Aurora corrugò le sopracciglia di nascosto, Chandra? Aveva seriamente detto quel nome?

- Mentre l'altra tua madre? - chiese la demone intenta a carpire informazioni dalla ragazza.

- L'altra è una donna enigmatica, credo di non averla mai compresa davvero. Ho passato con lei forse troppo poco tempo e forse non voleva nemmeno essere madre all'inizio, ma solo da poco mi sono resa conto del sacrificio enorme che sta facendo per me e tutte le persone che ama. Solo non riuscivo a perdonarla del tutto per la morte della mamma, l'aveva portata con sé e non l'aveva vendicata. Vidi la freddezza nei suoi ma pensai che fosse perché non le importava niente. - confessò Fyza con gli occhi lucidi.
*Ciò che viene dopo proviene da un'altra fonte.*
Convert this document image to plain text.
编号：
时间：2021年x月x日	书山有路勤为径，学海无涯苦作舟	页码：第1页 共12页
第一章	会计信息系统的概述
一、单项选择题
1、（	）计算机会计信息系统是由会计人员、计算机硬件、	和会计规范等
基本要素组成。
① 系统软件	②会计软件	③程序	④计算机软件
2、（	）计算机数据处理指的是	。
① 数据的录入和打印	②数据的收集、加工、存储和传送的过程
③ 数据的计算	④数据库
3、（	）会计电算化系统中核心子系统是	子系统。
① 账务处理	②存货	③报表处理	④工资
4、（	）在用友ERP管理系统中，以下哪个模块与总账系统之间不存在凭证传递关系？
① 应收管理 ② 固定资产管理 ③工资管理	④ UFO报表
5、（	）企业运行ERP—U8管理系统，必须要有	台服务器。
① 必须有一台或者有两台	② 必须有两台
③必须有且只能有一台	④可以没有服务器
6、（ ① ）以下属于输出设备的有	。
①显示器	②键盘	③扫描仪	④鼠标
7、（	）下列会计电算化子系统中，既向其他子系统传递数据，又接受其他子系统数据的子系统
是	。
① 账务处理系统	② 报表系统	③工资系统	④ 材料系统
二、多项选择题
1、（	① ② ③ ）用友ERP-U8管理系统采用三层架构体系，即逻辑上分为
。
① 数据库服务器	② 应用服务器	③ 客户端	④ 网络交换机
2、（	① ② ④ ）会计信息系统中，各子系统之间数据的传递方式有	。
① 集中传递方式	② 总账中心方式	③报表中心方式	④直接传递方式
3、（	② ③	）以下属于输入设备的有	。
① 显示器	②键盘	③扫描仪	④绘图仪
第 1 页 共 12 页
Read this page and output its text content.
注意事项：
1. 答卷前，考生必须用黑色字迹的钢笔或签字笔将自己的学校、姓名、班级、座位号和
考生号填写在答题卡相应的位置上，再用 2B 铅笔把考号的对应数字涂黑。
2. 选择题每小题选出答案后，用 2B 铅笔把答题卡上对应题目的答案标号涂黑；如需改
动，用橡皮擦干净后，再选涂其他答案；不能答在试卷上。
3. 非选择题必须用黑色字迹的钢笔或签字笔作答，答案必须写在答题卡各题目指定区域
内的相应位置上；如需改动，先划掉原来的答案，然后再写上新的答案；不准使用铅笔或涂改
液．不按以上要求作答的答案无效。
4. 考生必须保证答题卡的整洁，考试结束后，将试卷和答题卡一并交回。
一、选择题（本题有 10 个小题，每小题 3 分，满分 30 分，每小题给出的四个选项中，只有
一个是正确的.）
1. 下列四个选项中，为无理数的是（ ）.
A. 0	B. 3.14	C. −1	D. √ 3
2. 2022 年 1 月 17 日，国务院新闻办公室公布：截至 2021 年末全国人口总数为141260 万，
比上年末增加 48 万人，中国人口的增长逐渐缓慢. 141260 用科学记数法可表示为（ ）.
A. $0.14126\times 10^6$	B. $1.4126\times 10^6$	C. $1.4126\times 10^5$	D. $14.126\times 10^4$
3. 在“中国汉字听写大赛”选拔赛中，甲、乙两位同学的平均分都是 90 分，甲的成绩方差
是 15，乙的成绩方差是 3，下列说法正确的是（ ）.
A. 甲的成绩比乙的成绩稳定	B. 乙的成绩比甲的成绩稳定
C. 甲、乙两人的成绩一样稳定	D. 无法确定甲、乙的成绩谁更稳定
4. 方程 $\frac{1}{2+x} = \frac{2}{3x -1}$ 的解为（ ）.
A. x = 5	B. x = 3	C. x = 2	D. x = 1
- Oppure essendo enigmatica come dici tu, lei è diventata fredda proprio perché la persona che amava alla follia era morta. Sbagliando ha buttato fuori anche te dal suo mondo, ma se sta rimediando allora perdonala, non tutti sono in grado di farlo. -

- Perdonare o Rimediare? - domandò Alhena tentennante.

- Entrambi probabilmente. - pronunciò seria Aurora osservando il volto pallido della giovane rigato da una lacrima.

La demone si avvicinò alla ragazza dai capelli viola e la strinse a sé, abbraccio subito ricambiato dalla più piccola.

***

- Sono una stupida! Come non ho potuto accorgimene! - urlava Alhena entrando nel castello di suo nonno Esteban.

- Che succede sorella? - chiese Ilia alla maggiore osservadola seguita dalla gemella.

- Ho incontrato Aurora, ho parlato troppo. Posso assicurarvi che non è minimamente cambiata però. - rispose nervosa.

- Concordo, mai visto persona più stupida ed ignorante. Hai pienamente disobbedito agli ordini. - si avvicinò severa Deva ed ancora una volta Alhena si sentì risentita del fatto che la minore fosse più matura di lei.

- Deva, non essere così dura. -
Ilia, adesso con i capelli corti a caschetto fermò la gemella.

- Gemella ti rendi conto? Stava per buttare via trent'anni di lavoro e sofferenza! Speriamo che vada tutto per il verso giusto o la mia faccia sarà l'ultima cosa che Alhena vedrà, possa Vega assistermi. -

Detto ciò Deva trascinò via Ilia dispiaciuta ma concordante con la gemella.